- Theatrical release poster
- Directed by: Anthony Hickox
- Written by: Kevin Rock
- Produced by: Peter Abrams; Robert L. Levy;
- Starring: Julian Sands; Chris Young; Paula Marshall; Joanna Pacula;
- Cinematography: Gerry Lively
- Edited by: Christopher Cibelli; James D.R. Hickox;
- Music by: Mark McKenzie
- Distributed by: Trimark Pictures; Tapestry Films;
- Release date: September 24, 1993;
- Running time: 98 minutes
- Country: United States
- Language: English
- Budget: $3-6.5 million
- Box office: $3.9 million (US)

= Warlock: The Armageddon =

1993 film by Anthony Hickox

Warlock: The Armageddon is a 1993 American supernatural horror film directed by Anthony Hickox and produced by Peter Abrams. It is a sequel in name only to the 1989 film Warlock and stars Julian Sands, who returned in the title role as a warlock who attempts to free Satan from Hell.

==Plot==
In the distant past, Druids have stopped the rise of Satan's son using six magical rune stones that create light to vanquish the darkness. While the Druids perform a ritual upon a woman Satan has selected, they are attacked by Christians who feel their work is Satanic. Most of the Druids die and the rune stones are scattered.

In the present, Kenny Travis and Samantha Ellison, a young man and woman, are in love but are having relationship issues. Their parents are Druids; while Samantha's father, Ted Ellison, is a priest and has neglected his responsibilities as a Druid, Kenny's father, Will Travis, kills Kenny so he can rise again with the aid of Druid magic to become a Druid warrior.

Elsewhere, Amanda Sloan, a young woman, has possession of one of the rune stones due to it being passed down through her family. Amanda wears the stone to impress her date, but as she looks out her kitchen window at the lunar eclipse, she rapidly becomes pregnant and gives birth to the Warlock, Satan's son. After the Warlock is reborn, he kills Amanda and then communicates with his father Satan. Using Amanda as a conduit, Satan tells the Warlock to find the other five rune stones. These have the power to summon him to Earth, but he has precisely six days to do this. The Warlock peels the flesh from Amanda's stomach and makes it into a map, enabling him to track the other runes.
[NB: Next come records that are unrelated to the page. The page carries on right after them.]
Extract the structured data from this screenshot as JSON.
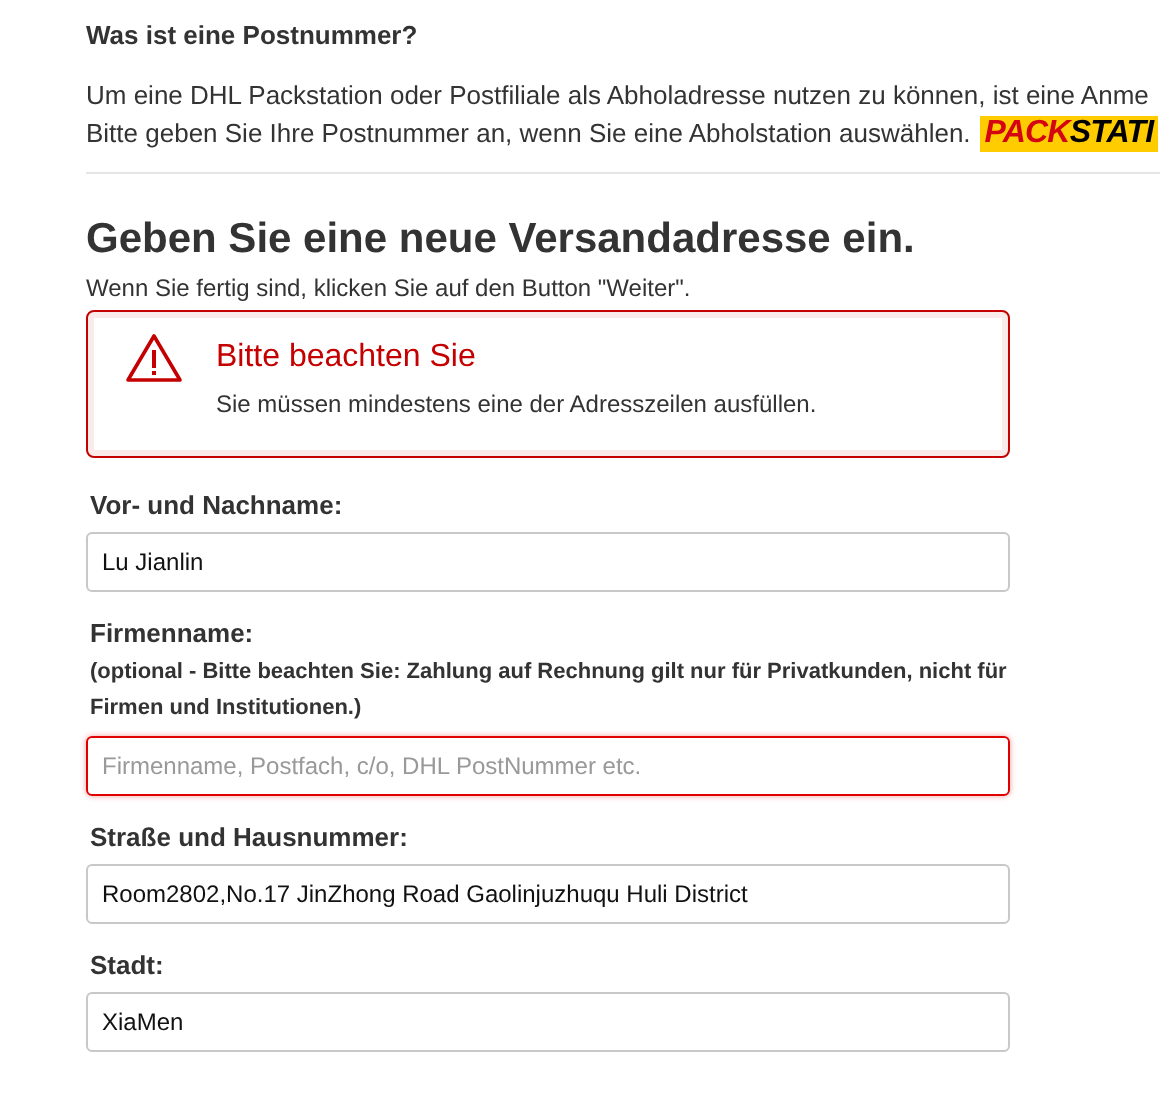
{
  "info": {
    "title": "Was ist eine Postnummer?",
    "lines": [
      "Um eine DHL Packstation oder Postfiliale als Abholadresse nutzen zu können, ist eine Anme",
      "Bitte geben Sie Ihre Postnummer an, wenn Sie eine Abholstation auswählen."
    ],
    "logo": [
      {
        "text": "PACK",
        "kind": "accent"
      },
      {
        "text": "STATI",
        "kind": "plain"
      }
    ]
  },
  "heading": "Geben Sie eine neue Versandadresse ein.",
  "subtitle": "Wenn Sie fertig sind, klicken Sie auf den Button \"Weiter\".",
  "alert": {
    "title": "Bitte beachten Sie",
    "message": "Sie müssen mindestens eine der Adresszeilen ausfüllen."
  },
  "fields": [
    {
      "label": "Vor- und Nachname:",
      "value": "Lu Jianlin",
      "error": false
    },
    {
      "label": "Firmenname:",
      "note": "(optional - Bitte beachten Sie: Zahlung auf Rechnung gilt nur für Privatkunden, nicht für Firmen und Institutionen.)",
      "placeholder": "Firmenname, Postfach, c/o, DHL PostNummer etc.",
      "error": true
    },
    {
      "label": "Straße und Hausnummer:",
      "value": "Room2802,No.17 JinZhong Road Gaolinjuzhuqu Huli District",
      "error": false
    },
    {
      "label": "Stadt:",
      "value": "XiaMen",
      "error": false
    }
  ]
}
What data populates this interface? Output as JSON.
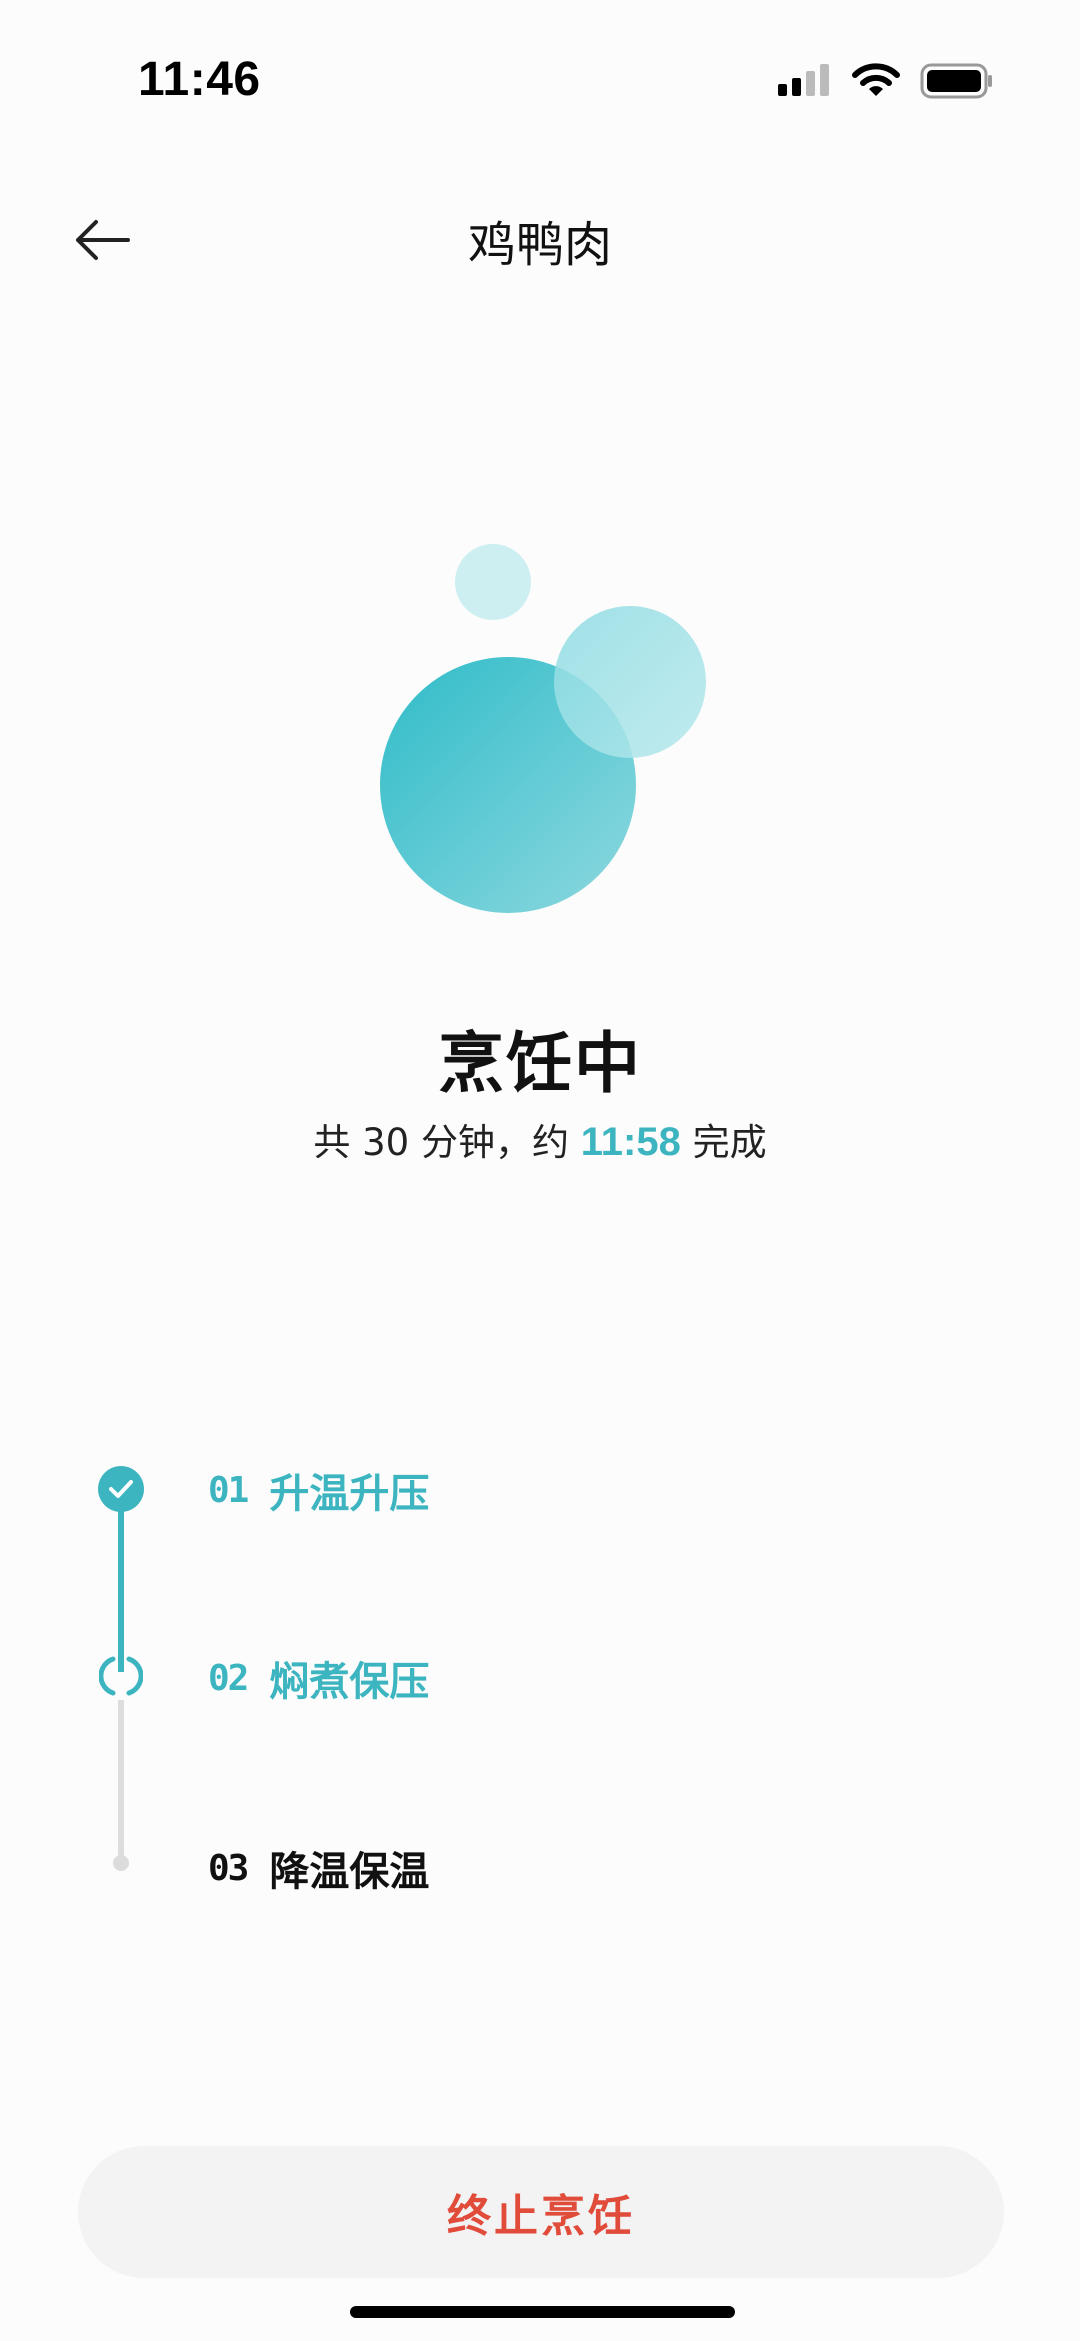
{
  "status_bar": {
    "time": "11:46",
    "icons": [
      "cellular-signal-icon",
      "wifi-icon",
      "battery-icon"
    ]
  },
  "header": {
    "back_icon": "arrow-left-icon",
    "title": "鸡鸭肉"
  },
  "cooking": {
    "status": "烹饪中",
    "summary_prefix": "共 30 分钟，约 ",
    "eta": "11:58",
    "summary_suffix": " 完成"
  },
  "steps": [
    {
      "number": "01",
      "label": "升温升压",
      "state": "done"
    },
    {
      "number": "02",
      "label": "焖煮保压",
      "state": "active"
    },
    {
      "number": "03",
      "label": "降温保温",
      "state": "pending"
    }
  ],
  "actions": {
    "stop_label": "终止烹饪"
  },
  "colors": {
    "accent": "#3DB5C0",
    "danger": "#E04B3A",
    "button_bg": "#F3F3F3",
    "pending": "#DDDDDD"
  }
}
Kenny is destined to be a Druid warrior. He learns how to use his powers, and his girlfriend Samantha joins him. They suffer persecution from the villagers but are protected by Ted. Meanwhile, the Warlock finds the other rune stones to raise Satan from his prison to rule the world, murdering various people along the way.

Kenny and Samantha, who is wearing the final rune stone, fight the Warlock, but he defeats and imprisons them and uses the runes to open a portal to Hell. As Satan rises, Kenny and Samantha use their powers to turn on the lights of a nearby truck. The Warlock screams in terror as he is killed and Satan is sent back to Hell.

==Soundtrack==

The soundtrack was composed and conducted by Mark McKenzie. A soundtrack album was released on September 24, 1993, via Intrada Records label.

== Reception ==
Leonard Klady of Variety wrote that the film, though not narratively connected to Warlock, will satisfy fans of that film. Compared to Sands, Klady called the rest of the cast bland. Of Sands, he wrote, "Chewing up the landscape with great relish, Sands almost erases all thought of his colorless adversaries." Kevin Thomas of the Los Angeles Times called it "too dreary to play even as camp".